You can be asked a wide variety of questions in an interview like this. If some of them seem slightly repetitive, that is only a way for the interviewer to gauge how consistent you are in your answers. Because of the unpredictability of such questions, it can be more difficult to prepare for a strengths-based interview in advance than one based on your competency. The questions are designed in a way that makes it difficult to rehearse answers. However, here are some tips you can keep in mind to ace a strengths-based interview:
 

  • Listen to the questions carefully. Don’t be afraid to ask the interviewer to repeat a question if you’re not sure what they meant. Considering the fact that we’re still in a pandemic, many interviews are likely to take place online, and technical glitches are unavoidable.
  • Take some time before the interview to reflect on your strengths and weaknesses.
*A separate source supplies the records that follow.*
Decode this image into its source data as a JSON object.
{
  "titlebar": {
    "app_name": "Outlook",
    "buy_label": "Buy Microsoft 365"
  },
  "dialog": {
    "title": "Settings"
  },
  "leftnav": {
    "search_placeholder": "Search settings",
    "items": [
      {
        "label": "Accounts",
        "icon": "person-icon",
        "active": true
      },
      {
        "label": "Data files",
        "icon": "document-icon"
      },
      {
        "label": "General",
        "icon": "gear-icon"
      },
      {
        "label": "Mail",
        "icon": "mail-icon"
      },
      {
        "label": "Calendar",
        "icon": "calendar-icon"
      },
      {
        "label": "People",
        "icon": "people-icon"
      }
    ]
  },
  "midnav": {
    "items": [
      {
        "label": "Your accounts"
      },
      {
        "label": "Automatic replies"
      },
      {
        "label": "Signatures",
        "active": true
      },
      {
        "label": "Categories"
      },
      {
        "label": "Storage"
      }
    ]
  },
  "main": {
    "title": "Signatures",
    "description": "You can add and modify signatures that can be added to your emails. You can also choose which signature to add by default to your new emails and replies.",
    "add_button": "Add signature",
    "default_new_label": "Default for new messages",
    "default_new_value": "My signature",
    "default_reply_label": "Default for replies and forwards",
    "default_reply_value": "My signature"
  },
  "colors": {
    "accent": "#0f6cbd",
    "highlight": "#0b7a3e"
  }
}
You can use the above questions as a starting point to jot down some talking points that can help you answer questions about yourself. 

  • Focus not only on the content of your answers but also on your body language and facial expressions. If you’re animated while talking, the interviewer will be able to tell you’re interested in what you’re talking about, which is exactly what they want. If your answers are genuine and not sugar-coated, the honesty is bound to shine through.
  • Even though the focus of the interview is not on your past experiences, make sure to bring them up as and when they’re relevant to your answer. For example, if you’re asked how well you do when working in a team, link your answer back to a time when you were part of a team and did really well.
  • While the interview will revolve around your strengths, for the most part, you might also be asked about your weaknesses. If this comes up, be honest, but also talk about the ways in which you’re trying to address them.
  • A strengths-based interview is likely to be fast-paced, and the interviewer might not engage with your answers or probe into them. Don’t get fazed by this. 
  • Remember that there is no right or wrong answer in an interview like this. Regardless of what your answer is, make sure you back it up with as much context as you can. There’s no need to be nervous about giving the right answer.
 

If you’re not sure if the interview is going to be strengths-based or a mix of multiple approaches, make sure to ask the HR department of the organisation in advance, so you can prepare accordingly. If a job description alludes to “behaviours” in addition to “skills” and “qualifications”, you can be fairly certain that the recruitment process will involve a strengths-based approach. Remember, being self-aware and genuine in your answers is the key to nailing a strengths-based interview.